5. Toutefois, pour soutenir que les retenues effectuées sur ses droits à l’allocation d’aide aux adultes handicapés sont illégales, M. C soutient que la créance de revenu de solidarité active est prescrite. Il expose que le jugement du tribunal judiciaire ordonnant le versement de l’allocation d’aide aux adultes handicapés date du 30 novembre 2020 et que la caisse d’allocations familiales et le département de la Haute-Savoie ne pouvaient procéder au recouvrement des dettes antérieures au 30 novembre 2018. Toutefois, contrairement à ce qu’il affirme, la prescription extinctive au sens des dispositions précitées du code civil et du code de l’action sociale et des familles est un délai au terme duquel s’éteint le droit du créancier résultant de son inaction durant un certain laps de temps. La prescription biennale implique donc qu’en l’espèce, le département dispose d’un délai de deux ans pour engager une procédure de recouvrement de la créance dont il dispose à l’égard de la personne ayant obtenu indûment le versement du revenu de solidarité active à compter de la date à laquelle il a eu connaissance des faits lui permettant d’exercer ladite action en recouvrement. Par conséquent, la caisse d’allocations familiales, chargée de servir et gérer le revenu de solidarité active pour le compte du département disposait d’un délai de deux ans à compter du 30 novembre 2020 pour procéder au recouvrement de la créance de revenu de solidarité active mis à la charge de M. C et l’action de la caisse engagée le 25 mars 2021 n’était pas prescrite. La circonstance que cette dette couvre une période antérieure au 30 novembre 2018 n’est pas de nature à la faire regarder comme étant prescrite.
6. Par conséquent, les conclusions à fin d’annulation des décisions litigieuses et de remboursement des sommes prélevées en remboursement des indus de revenu de solidarité active doivent être écartées.

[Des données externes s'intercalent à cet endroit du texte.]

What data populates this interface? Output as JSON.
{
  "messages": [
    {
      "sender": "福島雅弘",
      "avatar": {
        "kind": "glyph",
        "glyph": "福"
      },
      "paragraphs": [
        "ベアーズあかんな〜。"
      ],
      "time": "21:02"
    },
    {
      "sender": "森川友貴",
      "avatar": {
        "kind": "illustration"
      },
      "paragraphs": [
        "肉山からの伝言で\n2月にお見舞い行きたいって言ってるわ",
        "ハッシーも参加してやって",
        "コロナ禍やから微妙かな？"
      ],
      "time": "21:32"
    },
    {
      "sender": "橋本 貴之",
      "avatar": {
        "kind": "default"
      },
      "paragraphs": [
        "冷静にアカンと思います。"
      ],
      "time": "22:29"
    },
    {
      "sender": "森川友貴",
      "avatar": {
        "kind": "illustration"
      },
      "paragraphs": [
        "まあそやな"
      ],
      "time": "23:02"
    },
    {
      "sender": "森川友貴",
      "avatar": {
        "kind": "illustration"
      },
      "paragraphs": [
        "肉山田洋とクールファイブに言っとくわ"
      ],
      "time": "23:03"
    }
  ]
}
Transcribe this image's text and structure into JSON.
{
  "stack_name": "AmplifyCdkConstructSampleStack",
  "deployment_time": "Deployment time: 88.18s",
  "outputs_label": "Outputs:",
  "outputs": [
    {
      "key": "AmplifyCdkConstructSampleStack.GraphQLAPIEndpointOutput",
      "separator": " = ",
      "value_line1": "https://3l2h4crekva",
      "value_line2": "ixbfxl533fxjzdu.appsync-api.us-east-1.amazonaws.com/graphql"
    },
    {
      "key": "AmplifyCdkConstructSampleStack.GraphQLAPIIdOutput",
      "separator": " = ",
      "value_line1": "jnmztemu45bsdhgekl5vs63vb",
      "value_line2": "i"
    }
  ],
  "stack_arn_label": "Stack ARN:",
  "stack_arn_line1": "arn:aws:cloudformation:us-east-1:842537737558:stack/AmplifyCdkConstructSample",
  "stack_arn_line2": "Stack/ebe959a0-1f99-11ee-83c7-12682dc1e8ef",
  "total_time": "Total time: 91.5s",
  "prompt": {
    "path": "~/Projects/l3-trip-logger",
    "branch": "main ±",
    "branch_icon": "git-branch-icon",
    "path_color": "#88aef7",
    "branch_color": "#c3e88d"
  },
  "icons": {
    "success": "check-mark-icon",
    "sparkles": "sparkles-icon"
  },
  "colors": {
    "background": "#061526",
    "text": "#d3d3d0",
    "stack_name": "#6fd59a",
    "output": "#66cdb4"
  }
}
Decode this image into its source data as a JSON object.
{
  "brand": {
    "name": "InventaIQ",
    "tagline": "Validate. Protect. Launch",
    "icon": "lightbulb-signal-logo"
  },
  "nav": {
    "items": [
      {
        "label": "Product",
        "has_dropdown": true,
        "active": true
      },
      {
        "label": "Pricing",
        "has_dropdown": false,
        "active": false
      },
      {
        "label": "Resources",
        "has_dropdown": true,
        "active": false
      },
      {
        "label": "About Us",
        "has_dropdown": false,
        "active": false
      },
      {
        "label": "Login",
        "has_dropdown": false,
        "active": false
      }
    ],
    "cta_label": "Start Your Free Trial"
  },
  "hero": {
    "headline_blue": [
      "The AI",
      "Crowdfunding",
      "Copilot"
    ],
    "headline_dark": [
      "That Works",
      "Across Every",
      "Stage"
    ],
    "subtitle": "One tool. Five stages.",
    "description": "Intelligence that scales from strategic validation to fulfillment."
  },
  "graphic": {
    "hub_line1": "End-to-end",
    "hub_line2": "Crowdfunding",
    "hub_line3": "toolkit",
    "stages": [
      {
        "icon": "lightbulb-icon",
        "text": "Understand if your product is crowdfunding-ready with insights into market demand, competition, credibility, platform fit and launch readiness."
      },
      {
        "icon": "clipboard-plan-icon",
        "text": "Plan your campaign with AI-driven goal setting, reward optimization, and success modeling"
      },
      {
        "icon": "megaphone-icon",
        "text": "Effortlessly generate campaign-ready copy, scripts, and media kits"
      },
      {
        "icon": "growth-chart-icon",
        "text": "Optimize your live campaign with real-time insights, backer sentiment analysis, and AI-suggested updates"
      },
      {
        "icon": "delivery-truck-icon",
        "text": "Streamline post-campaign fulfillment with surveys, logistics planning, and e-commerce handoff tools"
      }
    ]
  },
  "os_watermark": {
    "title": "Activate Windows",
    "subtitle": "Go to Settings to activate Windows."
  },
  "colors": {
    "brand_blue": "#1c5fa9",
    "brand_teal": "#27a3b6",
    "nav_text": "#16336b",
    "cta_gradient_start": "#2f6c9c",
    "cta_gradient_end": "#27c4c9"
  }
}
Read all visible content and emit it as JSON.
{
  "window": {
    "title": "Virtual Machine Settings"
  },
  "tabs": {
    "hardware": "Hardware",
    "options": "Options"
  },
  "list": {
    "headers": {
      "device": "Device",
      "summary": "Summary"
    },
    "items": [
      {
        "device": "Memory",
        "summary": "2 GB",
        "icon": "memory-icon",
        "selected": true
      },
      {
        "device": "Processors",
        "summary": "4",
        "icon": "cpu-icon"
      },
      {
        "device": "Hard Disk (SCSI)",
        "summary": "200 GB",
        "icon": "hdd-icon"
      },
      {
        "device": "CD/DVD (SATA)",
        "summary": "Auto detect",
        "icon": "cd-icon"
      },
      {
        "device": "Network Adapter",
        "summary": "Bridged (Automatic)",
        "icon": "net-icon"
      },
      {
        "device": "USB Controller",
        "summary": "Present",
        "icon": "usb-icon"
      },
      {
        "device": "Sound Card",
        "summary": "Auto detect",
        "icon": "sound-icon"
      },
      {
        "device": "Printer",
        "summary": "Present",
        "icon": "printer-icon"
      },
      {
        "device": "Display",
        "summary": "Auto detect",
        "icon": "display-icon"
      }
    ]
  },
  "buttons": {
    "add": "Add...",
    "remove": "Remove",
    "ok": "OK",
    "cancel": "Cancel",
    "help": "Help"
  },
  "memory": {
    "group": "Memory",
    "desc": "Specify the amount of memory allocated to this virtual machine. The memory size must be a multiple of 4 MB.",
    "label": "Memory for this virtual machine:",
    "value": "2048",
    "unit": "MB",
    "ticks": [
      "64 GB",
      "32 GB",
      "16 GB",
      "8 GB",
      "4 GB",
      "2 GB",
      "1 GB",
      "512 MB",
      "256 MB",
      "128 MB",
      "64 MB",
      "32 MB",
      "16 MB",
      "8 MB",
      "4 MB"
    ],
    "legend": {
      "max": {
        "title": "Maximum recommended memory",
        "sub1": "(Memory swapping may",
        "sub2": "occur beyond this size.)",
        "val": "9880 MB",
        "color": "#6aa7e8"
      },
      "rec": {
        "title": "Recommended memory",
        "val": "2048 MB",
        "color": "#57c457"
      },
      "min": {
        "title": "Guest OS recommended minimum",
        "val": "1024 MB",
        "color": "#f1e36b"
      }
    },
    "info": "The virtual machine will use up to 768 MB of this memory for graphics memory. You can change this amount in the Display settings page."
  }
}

Sur les conclusions indemnitaires :
7. M. C expose que les retenues pratiquées étant illégales, elles lui ont causé un préjudice qu’il évalue à hauteur de 5 000 euros. Il résulte néanmoins de tout ce qui précède que la caisse d’allocations familiales et le département de la Haute-Savoie ont pu, à bon droit, procéder aux retenues contestées. Par conséquent, aucune illégalité n’étant imputable à l’administration, M. C n’est pas fondé à solliciter l’indemnisation des préjudices liés à cette décision. Par conséquent, les conclusions indemnitaires doivent être rejetées.
8. Il résulte de tout ce qui précède, et sans qu’il soit besoin d’examiner les fins de non-recevoir opposées en défense, que la requête de M. C doit être rejetée dans toutes ses conclusions.
D E C I D E :
Article 1er : La requête de M. C est rejetée.
Article 2 : Le présent jugement sera notifié à M. A C, à Me Legeay, au département de la Haute-Savoie et à la ministre du travail, de la santé, des solidarités et des familles.
Copie en sera adressée à la caisse d’allocations familiales de la Haute-Savoie.
Rendu public par mise à disposition au greffe le 12 mars 2025.
Le président,
J.P. BLa greffière,
A. CHEVALIER
La République mande et ordonne au préfet de la Haute-Savoie et à la ministre du travail, de la santé, des solidarités et des familles chacun en ce qui le concerne ou à tous commissaires de justice à ce requis en ce qui concerne les voies de droit commun contre les parties privées, de pourvoir à l’exécution de la présente décision.